Environment | February 22, 2009 |
Secretary Clinton: U.S.-China Cooperation Needed on Climate
On her first trip to China as U.S. Secretary of State, Hillary Rodham Clinton talked about U.S.-China clean energy cooperation. In remarks made Saturday at an efficient coal plant in Beijing, Clinton focused on the interdependence of global climate change.
She began by reviewing the 30-year diplomatic relationship between the two nations. Clinton then emphasized the American commitment to addressing global warming: "We take very seriously in the Obama administration, the issue of climate change. And we are going to be taking strong action to lower carbon emissions dramatically, and develop alternative sources of energy. The stimulus package of $790 billion that President Obama just signed includes extensive new investments in clean energy."
Clinton also noted energy secretary Steven Chu's desire to increase collaborations between American and Chinese universities for developing intellectual property and new technologies.

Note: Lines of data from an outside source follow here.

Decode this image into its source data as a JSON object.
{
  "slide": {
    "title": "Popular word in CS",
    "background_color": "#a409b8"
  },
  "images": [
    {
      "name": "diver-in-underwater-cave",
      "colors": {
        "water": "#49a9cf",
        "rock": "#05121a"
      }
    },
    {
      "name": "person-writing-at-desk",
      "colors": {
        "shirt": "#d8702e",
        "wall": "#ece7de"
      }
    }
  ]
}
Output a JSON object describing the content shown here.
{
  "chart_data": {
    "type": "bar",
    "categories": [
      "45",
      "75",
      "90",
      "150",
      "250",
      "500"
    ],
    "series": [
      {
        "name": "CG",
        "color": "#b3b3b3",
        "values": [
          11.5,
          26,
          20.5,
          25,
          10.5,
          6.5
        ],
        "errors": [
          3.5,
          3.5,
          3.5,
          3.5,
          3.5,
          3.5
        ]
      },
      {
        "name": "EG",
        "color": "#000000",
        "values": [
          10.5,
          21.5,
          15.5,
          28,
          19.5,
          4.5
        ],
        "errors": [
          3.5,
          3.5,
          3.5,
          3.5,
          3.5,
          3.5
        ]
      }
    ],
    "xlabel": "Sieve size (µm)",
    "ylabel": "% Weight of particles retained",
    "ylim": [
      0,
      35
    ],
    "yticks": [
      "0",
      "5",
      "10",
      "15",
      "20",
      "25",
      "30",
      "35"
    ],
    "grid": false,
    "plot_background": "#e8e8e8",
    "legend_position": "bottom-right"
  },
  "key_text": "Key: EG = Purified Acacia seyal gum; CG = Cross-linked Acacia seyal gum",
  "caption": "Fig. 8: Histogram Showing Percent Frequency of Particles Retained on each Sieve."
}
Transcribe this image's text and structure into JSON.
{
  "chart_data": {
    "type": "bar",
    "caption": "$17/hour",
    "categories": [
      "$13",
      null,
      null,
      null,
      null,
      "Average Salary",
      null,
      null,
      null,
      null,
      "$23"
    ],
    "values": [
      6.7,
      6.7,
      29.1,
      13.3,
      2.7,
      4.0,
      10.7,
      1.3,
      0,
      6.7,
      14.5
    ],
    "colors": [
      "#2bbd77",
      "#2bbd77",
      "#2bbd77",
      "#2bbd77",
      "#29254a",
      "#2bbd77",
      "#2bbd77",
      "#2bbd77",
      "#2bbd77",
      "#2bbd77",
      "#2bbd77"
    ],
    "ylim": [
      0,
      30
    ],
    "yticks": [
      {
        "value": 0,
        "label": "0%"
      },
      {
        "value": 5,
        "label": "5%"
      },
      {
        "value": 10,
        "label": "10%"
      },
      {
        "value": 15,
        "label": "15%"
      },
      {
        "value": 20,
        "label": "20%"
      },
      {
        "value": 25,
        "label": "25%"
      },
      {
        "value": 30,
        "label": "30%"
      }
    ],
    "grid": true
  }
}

Joint action is especially necessary now that China has surpassed the United States as the world's leading emitter of carbon dioxide. The plant visited by Clinton was built using technology from General Electric which cuts emissions by half and greatly lowers water usage. However, it is still a coal-fired facility, and it's going to take much more innovation to even stabilize Chinese carbon emissions.
Near the end of her speech, she recalled a Chinese proverb that says, "Dig the well before you are thirsty." Clinton's interpretation was that, "The 21st century is testing us to determine whether we are smart enough to follow that advice. I think we are. And I know that we are going to do everything we can in the Obama administration to pass out a lot of shovels so we can dig a lot of wells so we can take care of all the thirst that is out there for a new future, a future of tremendous opportunity."
Secretary Clinton closed with a note of optimism about this next green phase of U.S.-China relations, saying, "And so, now we have to take the next 30 years, and make our mark."
Clinton's remarks are encouraging, but the challenge of reforming both countries' dirty ways will take an enormous effort, especially for China, a fast-growing nation on an A-Rod-like dose of economic steroids. However, as with all great endeavors, voicing a commitment is the first essential step.